Dear Editor-in-Chief
Services in healthcare environment are carried out with knowledge-intensive agents or components as providers and consumers in order to attain one identical value. This complex integration of human-centered activities is increasingly dependent on information technology. Healthcare requires combination of many computerized systems with different user environments to provide quality efficient services in less time because it is data-intensive and technology-driven environment. The system complexities can only be dealt with methods in such environments to promote system integration and adaptation (1).
As far as software technology is concerned, agent technology as a promising research area contributes largely to the development of value-added information systems for large healthcare organizations to modify automatically themselves due to changes in their operating environment (2). Although the concept of agents first appeared in the 1970’s, however, the development of agent-based systems is today considered as a relatively new domain of software engineering. Agent locates in dynamic and complex environment as a computing entity that can autonomically sense the environment and act to accomplish its tasks or goals accordingly. The main features of the agent include reactivity, interaction and initiative autonomy, proactive and deliberative behavior, and communicative and social ability (2–6).

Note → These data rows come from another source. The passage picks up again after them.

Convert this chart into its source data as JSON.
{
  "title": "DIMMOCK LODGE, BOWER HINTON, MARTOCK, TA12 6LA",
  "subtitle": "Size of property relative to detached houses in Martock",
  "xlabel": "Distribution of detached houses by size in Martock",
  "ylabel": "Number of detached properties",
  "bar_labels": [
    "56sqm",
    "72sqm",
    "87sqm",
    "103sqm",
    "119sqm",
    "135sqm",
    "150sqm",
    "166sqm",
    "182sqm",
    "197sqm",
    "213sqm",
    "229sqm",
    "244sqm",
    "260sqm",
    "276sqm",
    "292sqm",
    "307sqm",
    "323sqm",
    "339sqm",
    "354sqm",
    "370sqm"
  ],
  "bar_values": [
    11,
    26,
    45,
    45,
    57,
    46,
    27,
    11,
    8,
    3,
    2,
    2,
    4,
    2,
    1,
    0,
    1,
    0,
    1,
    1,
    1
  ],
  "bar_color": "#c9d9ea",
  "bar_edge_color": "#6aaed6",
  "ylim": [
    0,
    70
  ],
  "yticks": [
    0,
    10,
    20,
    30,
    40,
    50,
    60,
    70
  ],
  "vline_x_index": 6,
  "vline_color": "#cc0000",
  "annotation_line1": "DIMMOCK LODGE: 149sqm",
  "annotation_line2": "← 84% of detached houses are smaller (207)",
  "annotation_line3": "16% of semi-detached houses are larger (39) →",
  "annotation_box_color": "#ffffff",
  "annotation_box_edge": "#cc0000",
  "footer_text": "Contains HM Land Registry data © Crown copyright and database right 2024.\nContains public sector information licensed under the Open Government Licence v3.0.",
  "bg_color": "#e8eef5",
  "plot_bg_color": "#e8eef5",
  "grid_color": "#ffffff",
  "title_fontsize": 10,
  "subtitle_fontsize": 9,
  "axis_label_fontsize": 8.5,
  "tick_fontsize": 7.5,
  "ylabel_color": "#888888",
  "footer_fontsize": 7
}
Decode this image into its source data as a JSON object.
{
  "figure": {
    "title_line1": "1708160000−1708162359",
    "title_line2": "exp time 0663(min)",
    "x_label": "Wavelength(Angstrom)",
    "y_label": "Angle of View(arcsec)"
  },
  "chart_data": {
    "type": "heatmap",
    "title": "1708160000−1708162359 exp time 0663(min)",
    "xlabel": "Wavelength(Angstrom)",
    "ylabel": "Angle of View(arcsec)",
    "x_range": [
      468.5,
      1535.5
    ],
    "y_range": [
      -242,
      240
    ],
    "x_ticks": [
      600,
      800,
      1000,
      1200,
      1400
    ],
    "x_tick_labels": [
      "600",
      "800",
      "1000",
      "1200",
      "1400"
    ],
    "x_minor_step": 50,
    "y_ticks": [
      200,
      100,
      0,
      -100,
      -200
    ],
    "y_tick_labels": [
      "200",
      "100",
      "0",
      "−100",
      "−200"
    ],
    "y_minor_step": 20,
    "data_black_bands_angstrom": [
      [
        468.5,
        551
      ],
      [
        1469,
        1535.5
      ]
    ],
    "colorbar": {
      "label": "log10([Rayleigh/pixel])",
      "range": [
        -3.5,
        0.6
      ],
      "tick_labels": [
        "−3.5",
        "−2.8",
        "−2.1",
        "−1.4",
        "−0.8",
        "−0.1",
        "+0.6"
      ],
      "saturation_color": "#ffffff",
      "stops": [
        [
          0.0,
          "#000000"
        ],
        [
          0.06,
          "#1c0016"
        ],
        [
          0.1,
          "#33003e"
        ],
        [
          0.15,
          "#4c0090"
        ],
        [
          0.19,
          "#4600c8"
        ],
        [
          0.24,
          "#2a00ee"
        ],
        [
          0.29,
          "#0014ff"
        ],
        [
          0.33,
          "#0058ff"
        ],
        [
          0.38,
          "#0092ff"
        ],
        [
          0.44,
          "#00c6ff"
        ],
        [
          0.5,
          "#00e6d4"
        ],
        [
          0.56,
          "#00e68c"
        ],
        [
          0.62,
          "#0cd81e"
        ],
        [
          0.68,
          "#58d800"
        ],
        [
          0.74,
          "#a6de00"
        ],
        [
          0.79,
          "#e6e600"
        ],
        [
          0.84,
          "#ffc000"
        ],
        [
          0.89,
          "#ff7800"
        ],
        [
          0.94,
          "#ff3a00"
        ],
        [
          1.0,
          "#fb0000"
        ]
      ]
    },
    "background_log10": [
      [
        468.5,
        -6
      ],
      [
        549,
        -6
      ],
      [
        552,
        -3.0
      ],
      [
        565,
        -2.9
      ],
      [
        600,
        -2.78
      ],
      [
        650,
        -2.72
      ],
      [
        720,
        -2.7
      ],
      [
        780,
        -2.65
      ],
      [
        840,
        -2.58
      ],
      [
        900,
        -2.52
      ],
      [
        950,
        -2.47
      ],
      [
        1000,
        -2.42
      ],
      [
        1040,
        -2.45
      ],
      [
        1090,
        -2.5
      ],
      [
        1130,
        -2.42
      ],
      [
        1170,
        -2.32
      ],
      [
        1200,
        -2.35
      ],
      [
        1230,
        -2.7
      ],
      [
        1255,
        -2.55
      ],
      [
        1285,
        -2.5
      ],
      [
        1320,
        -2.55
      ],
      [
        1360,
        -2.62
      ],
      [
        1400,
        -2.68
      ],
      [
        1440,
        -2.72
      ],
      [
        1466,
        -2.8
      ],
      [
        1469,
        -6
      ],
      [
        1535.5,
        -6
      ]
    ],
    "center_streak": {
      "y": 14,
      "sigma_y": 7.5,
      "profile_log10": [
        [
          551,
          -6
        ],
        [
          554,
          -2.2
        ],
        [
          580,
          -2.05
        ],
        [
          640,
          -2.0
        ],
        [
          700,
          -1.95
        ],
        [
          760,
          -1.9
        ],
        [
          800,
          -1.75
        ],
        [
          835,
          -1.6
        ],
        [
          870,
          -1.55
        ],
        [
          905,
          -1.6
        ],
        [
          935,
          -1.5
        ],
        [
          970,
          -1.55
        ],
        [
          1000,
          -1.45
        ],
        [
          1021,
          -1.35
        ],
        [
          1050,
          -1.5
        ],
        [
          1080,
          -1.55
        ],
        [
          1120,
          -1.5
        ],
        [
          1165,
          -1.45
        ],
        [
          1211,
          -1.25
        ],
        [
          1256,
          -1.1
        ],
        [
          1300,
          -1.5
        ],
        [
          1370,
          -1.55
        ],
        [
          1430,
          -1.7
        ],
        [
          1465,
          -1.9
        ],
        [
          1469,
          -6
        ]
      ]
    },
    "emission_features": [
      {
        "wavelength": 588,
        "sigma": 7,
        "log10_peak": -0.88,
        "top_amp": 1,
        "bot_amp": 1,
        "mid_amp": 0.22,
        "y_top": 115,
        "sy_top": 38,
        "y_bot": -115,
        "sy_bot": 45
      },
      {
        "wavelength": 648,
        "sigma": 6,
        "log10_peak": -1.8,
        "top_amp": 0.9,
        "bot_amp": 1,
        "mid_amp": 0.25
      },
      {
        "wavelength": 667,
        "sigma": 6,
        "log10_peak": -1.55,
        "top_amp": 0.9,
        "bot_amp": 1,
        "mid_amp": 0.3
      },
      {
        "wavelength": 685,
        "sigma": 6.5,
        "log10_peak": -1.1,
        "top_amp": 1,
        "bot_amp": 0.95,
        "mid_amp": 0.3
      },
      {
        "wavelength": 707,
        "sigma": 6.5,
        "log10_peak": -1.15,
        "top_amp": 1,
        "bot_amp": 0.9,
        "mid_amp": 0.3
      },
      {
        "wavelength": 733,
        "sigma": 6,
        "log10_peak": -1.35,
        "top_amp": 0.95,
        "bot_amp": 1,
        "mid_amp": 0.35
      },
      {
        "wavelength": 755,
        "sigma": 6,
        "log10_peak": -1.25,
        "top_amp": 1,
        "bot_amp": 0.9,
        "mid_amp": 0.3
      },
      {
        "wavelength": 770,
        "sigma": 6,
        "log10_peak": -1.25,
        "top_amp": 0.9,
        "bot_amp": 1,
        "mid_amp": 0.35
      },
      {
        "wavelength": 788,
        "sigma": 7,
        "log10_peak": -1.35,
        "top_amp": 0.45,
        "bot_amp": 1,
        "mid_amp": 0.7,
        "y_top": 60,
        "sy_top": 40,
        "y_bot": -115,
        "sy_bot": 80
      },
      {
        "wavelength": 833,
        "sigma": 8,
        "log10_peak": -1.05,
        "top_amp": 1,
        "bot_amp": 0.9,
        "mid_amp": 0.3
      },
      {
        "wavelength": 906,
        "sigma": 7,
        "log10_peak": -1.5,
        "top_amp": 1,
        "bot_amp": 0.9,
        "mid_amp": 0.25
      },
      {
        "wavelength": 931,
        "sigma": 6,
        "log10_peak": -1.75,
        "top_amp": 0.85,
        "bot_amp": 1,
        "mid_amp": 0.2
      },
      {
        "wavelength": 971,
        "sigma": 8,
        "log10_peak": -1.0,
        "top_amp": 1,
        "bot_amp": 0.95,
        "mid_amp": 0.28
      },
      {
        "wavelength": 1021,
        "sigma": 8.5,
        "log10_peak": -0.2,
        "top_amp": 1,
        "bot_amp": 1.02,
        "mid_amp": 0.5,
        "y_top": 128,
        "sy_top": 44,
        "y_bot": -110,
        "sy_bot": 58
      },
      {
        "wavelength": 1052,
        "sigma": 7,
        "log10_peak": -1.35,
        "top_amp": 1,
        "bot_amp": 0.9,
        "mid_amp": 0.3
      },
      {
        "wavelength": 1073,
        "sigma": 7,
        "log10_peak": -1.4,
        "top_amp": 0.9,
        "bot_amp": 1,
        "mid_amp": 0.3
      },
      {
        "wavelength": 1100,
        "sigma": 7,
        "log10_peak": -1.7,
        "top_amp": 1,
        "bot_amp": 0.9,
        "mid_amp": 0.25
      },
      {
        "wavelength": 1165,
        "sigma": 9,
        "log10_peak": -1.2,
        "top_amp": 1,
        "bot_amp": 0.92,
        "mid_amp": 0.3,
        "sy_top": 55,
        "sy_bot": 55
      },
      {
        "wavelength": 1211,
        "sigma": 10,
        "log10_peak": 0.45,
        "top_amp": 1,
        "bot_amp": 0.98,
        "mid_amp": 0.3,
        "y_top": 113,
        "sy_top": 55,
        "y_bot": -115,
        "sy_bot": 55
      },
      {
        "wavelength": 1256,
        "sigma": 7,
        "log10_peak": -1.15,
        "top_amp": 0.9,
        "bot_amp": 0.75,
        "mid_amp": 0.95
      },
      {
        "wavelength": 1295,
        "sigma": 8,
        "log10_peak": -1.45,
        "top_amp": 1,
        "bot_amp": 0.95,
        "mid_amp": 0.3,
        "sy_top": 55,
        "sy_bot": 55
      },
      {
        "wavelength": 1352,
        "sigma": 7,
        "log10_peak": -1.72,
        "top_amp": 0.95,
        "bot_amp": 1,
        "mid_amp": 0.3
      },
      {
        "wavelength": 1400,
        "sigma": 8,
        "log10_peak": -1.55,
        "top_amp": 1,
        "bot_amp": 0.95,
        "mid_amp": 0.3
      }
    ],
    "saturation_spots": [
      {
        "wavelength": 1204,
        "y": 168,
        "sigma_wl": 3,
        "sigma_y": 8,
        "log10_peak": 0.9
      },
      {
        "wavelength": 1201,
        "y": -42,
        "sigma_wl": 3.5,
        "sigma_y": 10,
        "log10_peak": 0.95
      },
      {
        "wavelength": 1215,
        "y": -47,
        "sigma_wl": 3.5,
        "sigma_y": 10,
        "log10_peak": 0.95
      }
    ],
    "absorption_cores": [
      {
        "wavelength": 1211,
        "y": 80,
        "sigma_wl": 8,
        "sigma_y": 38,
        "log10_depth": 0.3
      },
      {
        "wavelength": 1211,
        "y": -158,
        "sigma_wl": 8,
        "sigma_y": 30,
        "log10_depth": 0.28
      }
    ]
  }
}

Healthcare environment is therefore formed of a large number of various agents in which each agent owns unique properties including behavior, data, goals, and motivations. Therefore, an agent is not full of knowledge or capacity to solve a specific problem or task. Thus, the agents must work together to accomplish goals termed Multi-Agent System (MAS). MAS is defined as the formation of a complex system as a set of entities called agents which interact to perform the system tasks (2)
Several agent-oriented methodologies (e.g., Gaia, MaSE, and MAS-CommonKADS) have been developed based on different theoretical foundations such as artificial intelligence, object-oriented programming, combination of both, and organization modeling framework (e.g., electronic Institution, OperA) (7). These methodologies are finally to contribute considerably to design complex MASs with heterogeneous agents that interact in different forms and play different roles.
The main and common components of the models are briefly defined here. Agents and Roles are predefined actions performed by an agent and then the environment constrains them according to the role it is playing. As the agents are communicating, we are then faced with concepts responsible for this communication called dialogical framework. On the other hand, the interactions that occur between the agents are referred to as scenes. A scene includes multiple agents with different roles that communicate with a performative structure. Performative structure is connectable scenes to make a network of scenes to capture the relationship among them. The performative structure describes how the agents depend on the role they are playing and can legally move from one scene to another. Normative rules are to control the interactions between the agents and ensure which is according to agreed rules (3).
Due to heterogeneity of the involved in actors; specialty, information systems, data, technology, and morbidity of patients, deliverance of healthcare services are difficult. As far as independence, adaptability, mobility, objectives, and autonomy are concerned, finding the best cooperation between them is vital. In Mobile Agent (MA) it is to overcome the problems from heterogeneous systems and offer suitable management in the permission relations in healthcare environments while the security is considered as well (4).
The technology of MA is also directed towards the internet for collecting healthcare data. MA can explore information systems among various hospitals on the internet and disperse the arithmetic processes to achieve the target. Reduced network load, network latency overcome, disconnected operation, encapsulated protocols, potential of executing asynchronously and autonomously, adapting dynamically, naturally heterogeneous, and robust and fault-tolerant are the advantages of the MA. Consequently, it is a secure and efficient method to collect electronic health records in various healthcare organizations as well as to enhance the healthcare quality (4).
In healthcare market, the segments such geriatrics health, home healthcare, telehealth, chronic disease and health-tourism can use these technologies to obtain myriad benefits such as providing pervasive and ubiquitous healthcare services for anyone from anywhere, reducing stress on the healthcare system, decreasing the cost of providing services, and monitoring the progress the rapid response to disaster (5, 6, 8–10).
Footnotes
Conflict of interest
The authors declare that there is no conflict of interest.